Toews disclosed he missed the entire 2020-21 season while dealing with chronic immune response syndrome (CIRS).

‘‘There’s a lot of things that piled up, where my body just fell apart,’’ Toews said in a prerecorded interview he tweeted Wednesday. ‘‘I just couldn’t quite recover, and my immune system was reacting to everything that I did. Any kind of stress, anything that I would do throughout the day, there was always that stress response.

‘‘I took some time, and that was the frustrating part — not really knowing when or how we were going to get over the hump. But thankfully I’ve got a great support team of people that helped me through it, and [I] learned a lot about the stress I put on my body over the years.’’
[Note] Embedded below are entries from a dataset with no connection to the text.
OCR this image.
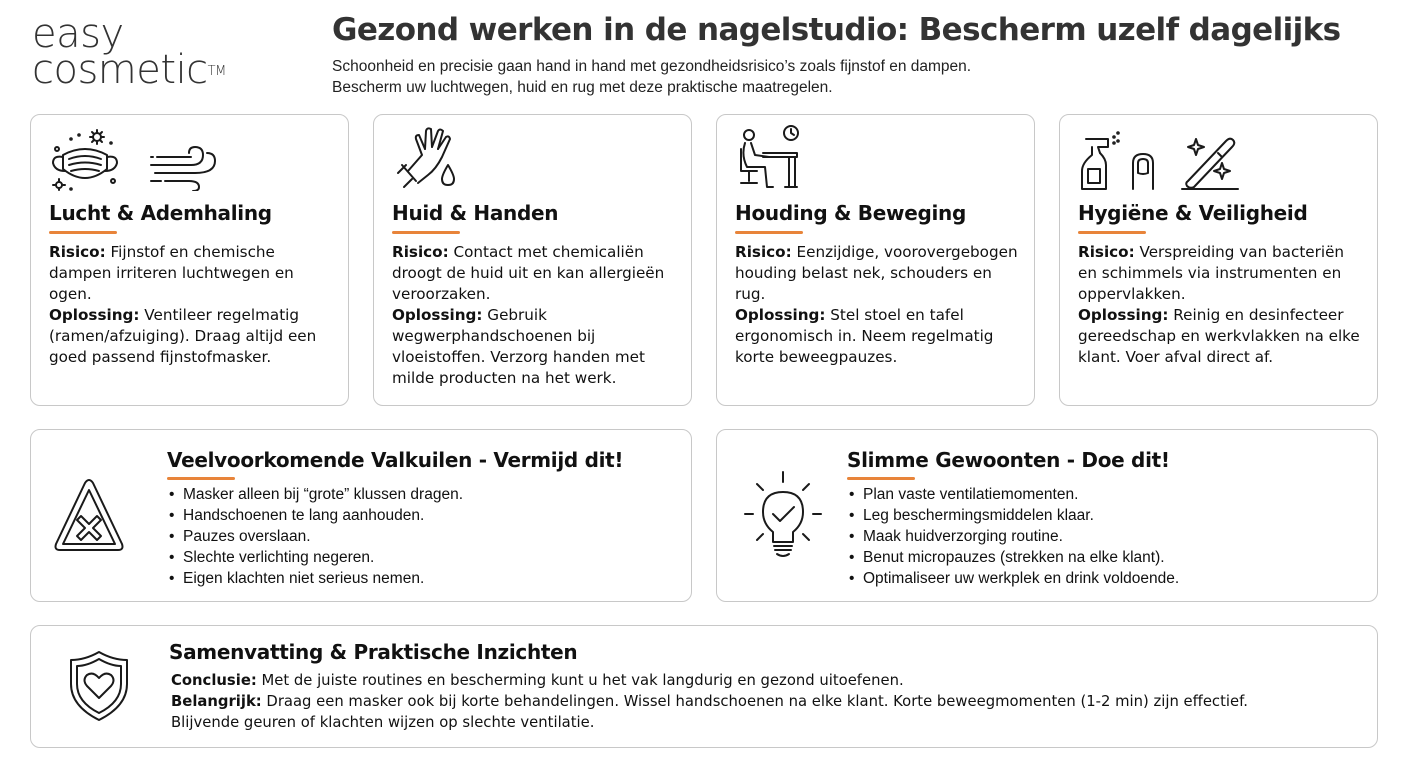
easy
cosmetic™
Gezond werken in de nagelstudio: Bescherm uzelf dagelijks
Schoonheid en precisie gaan hand in hand met gezondheidsrisico’s zoals fijnstof en dampen.
Bescherm uw luchtwegen, huid en rug met deze praktische maatregelen.
Lucht & Ademhaling
Risico: Fijnstof en chemische dampen irriteren luchtwegen en ogen.
Oplossing: Ventileer regelmatig (ramen/afzuiging). Draag altijd een goed passend fijnstofmasker.
Huid & Handen
Risico: Contact met chemicaliën droogt de huid uit en kan allergieën veroorzaken.
Oplossing: Gebruik wegwerphandschoenen bij vloeistoffen. Verzorg handen met milde producten na het werk.
Houding & Beweging
Risico: Eenzijdige, voorovergebogen houding belast nek, schouders en rug.
Oplossing: Stel stoel en tafel ergonomisch in. Neem regelmatig korte beweegpauzes.
Hygiëne & Veiligheid
Risico: Verspreiding van bacteriën en schimmels via instrumenten en oppervlakken.
Oplossing: Reinig en desinfecteer gereedschap en werkvlakken na elke klant. Voer afval direct af.
Veelvoorkomende Valkuilen - Vermijd dit!
• Masker alleen bij “grote” klussen dragen.
• Handschoenen te lang aanhouden.
• Pauzes overslaan.
• Slechte verlichting negeren.
• Eigen klachten niet serieus nemen.
Slimme Gewoonten - Doe dit!
• Plan vaste ventilatiemomenten.
• Leg beschermingsmiddelen klaar.
• Maak huidverzorging routine.
• Benut micropauzes (strekken na elke klant).
• Optimaliseer uw werkplek en drink voldoende.
Samenvatting & Praktische Inzichten
Conclusie: Met de juiste routines en bescherming kunt u het vak langdurig en gezond uitoefenen.
Belangrijk: Draag een masker ook bij korte behandelingen. Wissel handschoenen na elke klant. Korte beweegmomenten (1-2 min) zijn effectief.
Blijvende geuren of klachten wijzen op slechte ventilatie.
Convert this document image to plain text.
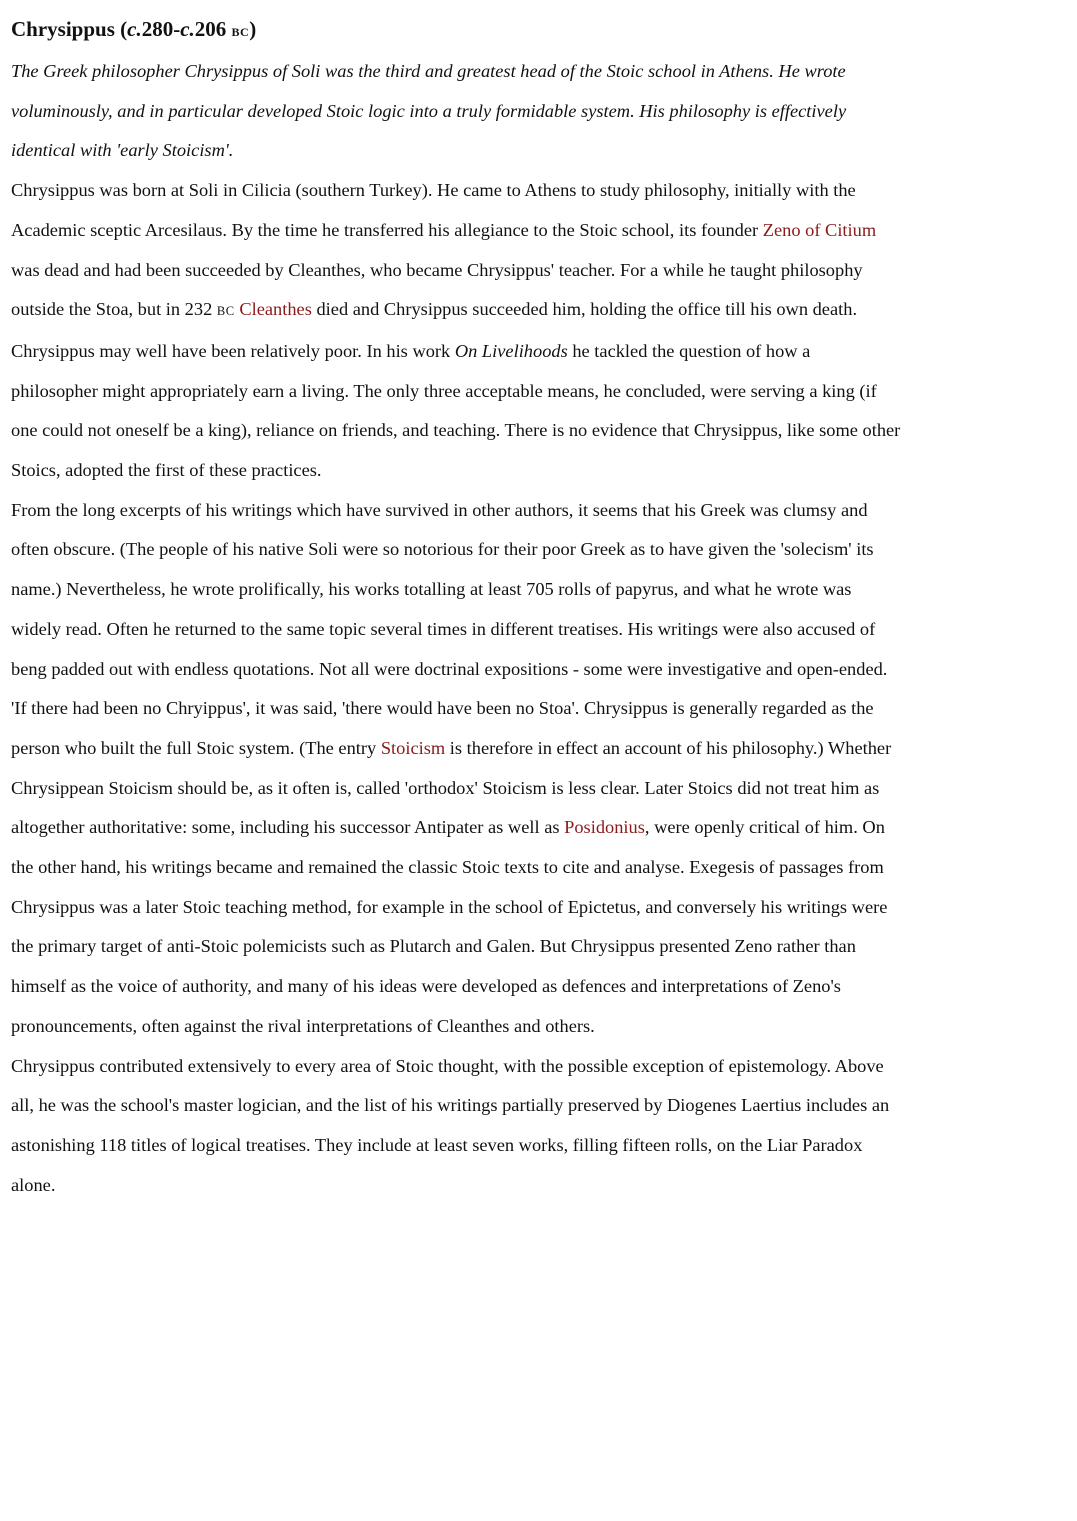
Chrysippus (c.280-c.206 BC)

The Greek philosopher Chrysippus of Soli was the third and greatest head of the Stoic school in Athens. He wrote voluminously, and in particular developed Stoic logic into a truly formidable system. His philosophy is effectively identical with 'early Stoicism'.

Chrysippus was born at Soli in Cilicia (southern Turkey). He came to Athens to study philosophy, initially with the Academic sceptic Arcesilaus. By the time he transferred his allegiance to the Stoic school, its founder Zeno of Citium was dead and had been succeeded by Cleanthes, who became Chrysippus' teacher. For a while he taught philosophy outside the Stoa, but in 232 BC Cleanthes died and Chrysippus succeeded him, holding the office till his own death.

Chrysippus may well have been relatively poor. In his work On Livelihoods he tackled the question of how a philosopher might appropriately earn a living. The only three acceptable means, he concluded, were serving a king (if one could not oneself be a king), reliance on friends, and teaching. There is no evidence that Chrysippus, like some other Stoics, adopted the first of these practices.

From the long excerpts of his writings which have survived in other authors, it seems that his Greek was clumsy and often obscure. (The people of his native Soli were so notorious for their poor Greek as to have given the 'solecism' its name.) Nevertheless, he wrote prolifically, his works totalling at least 705 rolls of papyrus, and what he wrote was widely read. Often he returned to the same topic several times in different treatises. His writings were also accused of beng padded out with endless quotations. Not all were doctrinal expositions - some were investigative and open-ended.

'If there had been no Chryippus', it was said, 'there would have been no Stoa'. Chrysippus is generally regarded as the person who built the full Stoic system. (The entry Stoicism is therefore in effect an account of his philosophy.) Whether Chrysippean Stoicism should be, as it often is, called 'orthodox' Stoicism is less clear. Later Stoics did not treat him as altogether authoritative: some, including his successor Antipater as well as Posidonius, were openly critical of him. On the other hand, his writings became and remained the classic Stoic texts to cite and analyse. Exegesis of passages from Chrysippus was a later Stoic teaching method, for example in the school of Epictetus, and conversely his writings were the primary target of anti-Stoic polemicists such as Plutarch and Galen. But Chrysippus presented Zeno rather than himself as the voice of authority, and many of his ideas were developed as defences and interpretations of Zeno's pronouncements, often against the rival interpretations of Cleanthes and others.

Chrysippus contributed extensively to every area of Stoic thought, with the possible exception of epistemology. Above all, he was the school's master logician, and the list of his writings partially preserved by Diogenes Laertius includes an astonishing 118 titles of logical treatises. They include at least seven works, filling fifteen rolls, on the Liar Paradox alone.
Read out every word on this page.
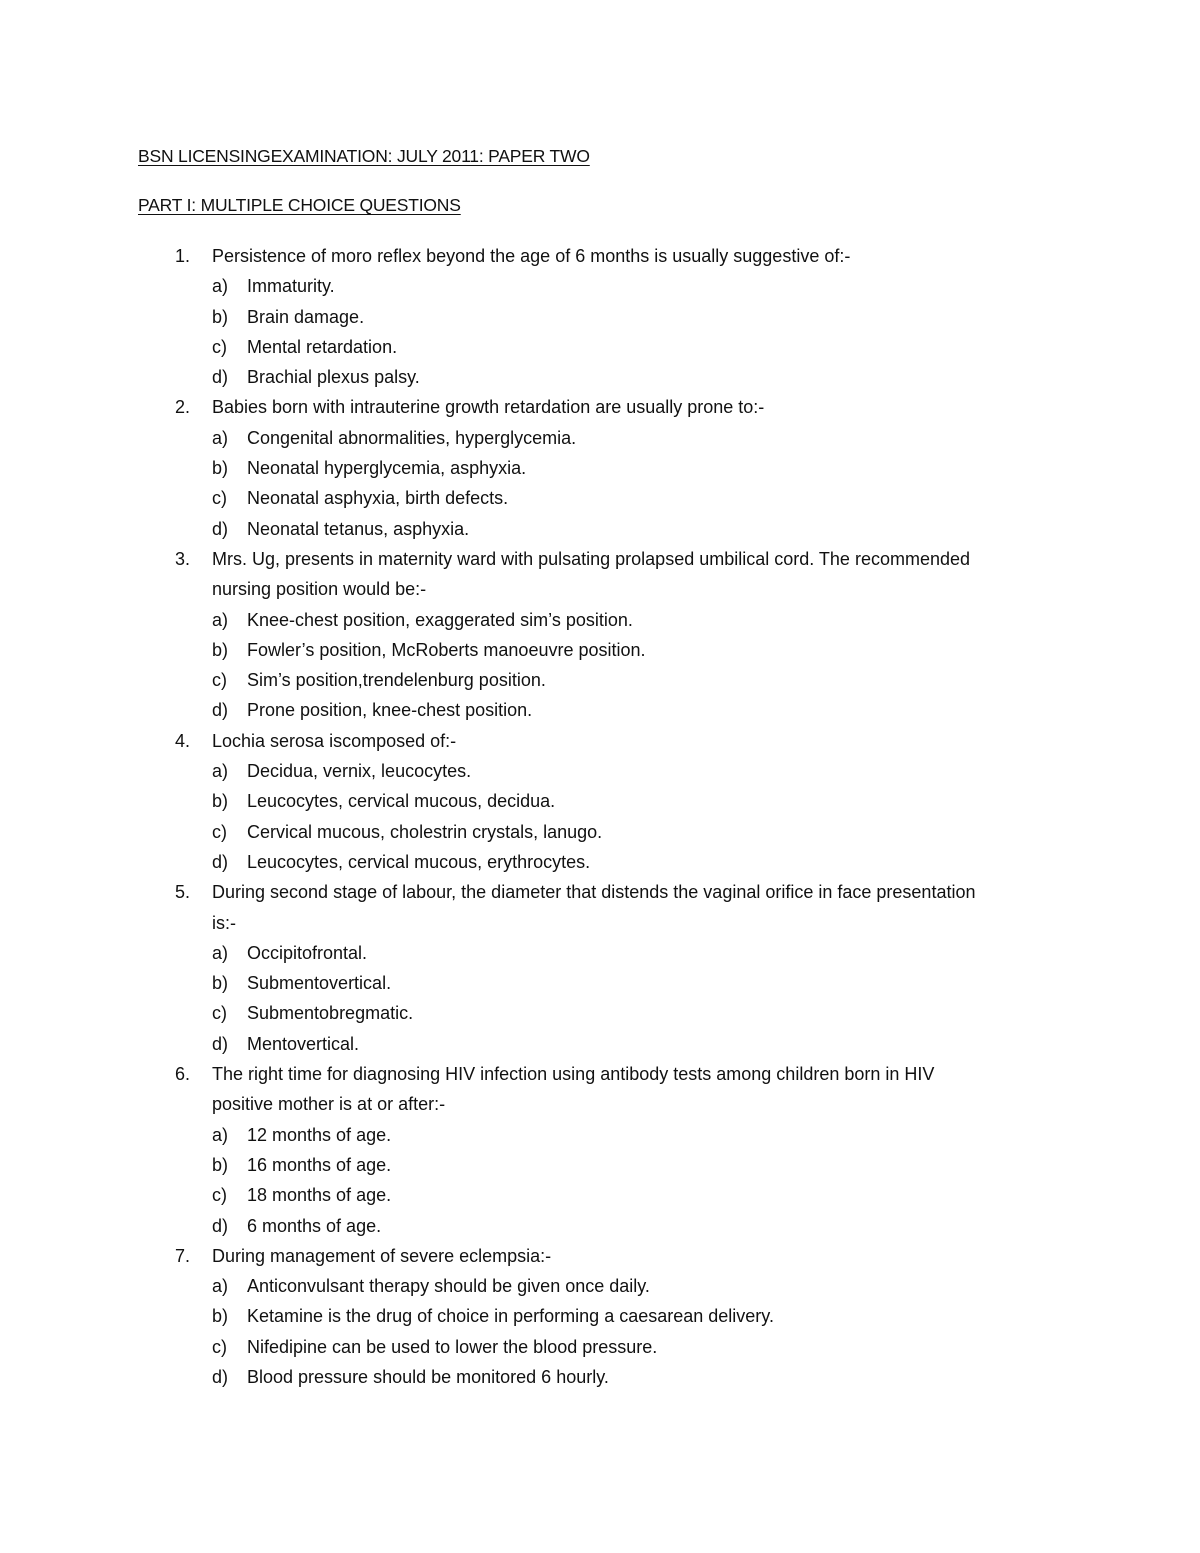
BSN LICENSINGEXAMINATION: JULY 2011: PAPER TWO
PART I: MULTIPLE CHOICE QUESTIONS
1. Persistence of moro reflex beyond the age of 6 months is usually suggestive of:-
a) Immaturity.
b) Brain damage.
c) Mental retardation.
d) Brachial plexus palsy.
2. Babies born with intrauterine growth retardation are usually prone to:-
a) Congenital abnormalities, hyperglycemia.
b) Neonatal hyperglycemia, asphyxia.
c) Neonatal asphyxia, birth defects.
d) Neonatal tetanus, asphyxia.
3. Mrs. Ug, presents in maternity ward with pulsating prolapsed umbilical cord. The recommended
nursing position would be:-
a) Knee-chest position, exaggerated sim’s position.
b) Fowler’s position, McRoberts manoeuvre position.
c) Sim’s position,trendelenburg position.
d) Prone position, knee-chest position.
4. Lochia serosa iscomposed of:-
a) Decidua, vernix, leucocytes.
b) Leucocytes, cervical mucous, decidua.
c) Cervical mucous, cholestrin crystals, lanugo.
d) Leucocytes, cervical mucous, erythrocytes.
5. During second stage of labour, the diameter that distends the vaginal orifice in face presentation
is:-
a) Occipitofrontal.
b) Submentovertical.
c) Submentobregmatic.
d) Mentovertical.
6. The right time for diagnosing HIV infection using antibody tests among children born in HIV
positive mother is at or after:-
a) 12 months of age.
b) 16 months of age.
c) 18 months of age.
d) 6 months of age.
7. During management of severe eclempsia:-
a) Anticonvulsant therapy should be given once daily.
b) Ketamine is the drug of choice in performing a caesarean delivery.
c) Nifedipine can be used to lower the blood pressure.
d) Blood pressure should be monitored 6 hourly.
Toews is feeling better and is back skating with the Hawks at Fifth Third Arena this offseason. He indicated, albeit not definitively, that he hopes to play in the 2021-22 season.

‘‘I’m excited to get back to the United Center and play and just go out there and have fun,’’ he said. ‘‘My best is going to come through.’’

CIRS is a little-known condition in which biotoxins, such as bacteria and mold, grow in the body and overload the immune system, according to the Virginia Center for Health Wellness.

Difficult to identify because of its obscurity, comprehensiveness and wide-ranging symptoms, it primary is recognized and treated through alternative medicine.

Toews told The Athletic on Wednesday he thinks a possible bout with COVID-19 in February 2020 also might have contributed to his health issues, which began flaring up in summer 2020 and affected him during the Hawks’ brief playoff run.

By late December, Toews acknowledged ‘‘symptoms that have left me feeling drained and lethargic’’ while announcing his leave from the team.

The Hawks and Toews were mum on his status from then on, with general manager Stan Bowman repeatedly insisting the team wasn’t withholding inside information. But wide-ranging rumors about Toews’ condition and frustration about his silence ran wild among the fan base.

‘‘I appreciate all the support,’’ Toews said Wednesday. ‘‘A lot of people were worried, and I definitely felt bad to a certain degree that people were that worried, that they thought it was really serious. But in the back of my mind, I knew I’d get through it. It was just a matter of time.

‘‘You talk about the things you appreciate and the things you maybe take for granted, but the No. 1 thing is I’ve had so many people across the hockey world . . . that have shown their support. The biggest thing is you realize there’s more to life than hockey.’’

The timing of Toews’ video, which came two days after the Hawks announced an investigation into sexual-assault allegations over which they’re facing two lawsuits, somewhat overshadowed the relief and joy.

But Toews, who turned 33 in April, nonetheless will provide much-needed experience, leadership and center help for the Hawks next season.

Coach Jeremy Colliton didn’t name a replacement captain during Toews’ absence and relied on a ragtag group of centers — including defense-only David Kampf, converted wings Pius Suter and Philipp Kurashev, last-second signee Carl Soderberg and struggling Dylan Strome — to fill the void. Dominik Kubalik, who thrived on Toews’ wing as a rookie, was significantly affected by his absence.

Even with Toews now penciled in, the forward lineup for next season looks cloudy because of the abundant offseason movement ahead.

Vinnie Hinostroza is a pending unrestricted free agent. Kampf, Suter, Brandon Hagel, Alex Nylander and Adam Gaudette are pending restricted free agents. The Hawks will lose one player in the expansion draft and potentially add new ones via trades or free agency. And top prospects Lukas Reichel and Henrik Borgstrom are coming to North America.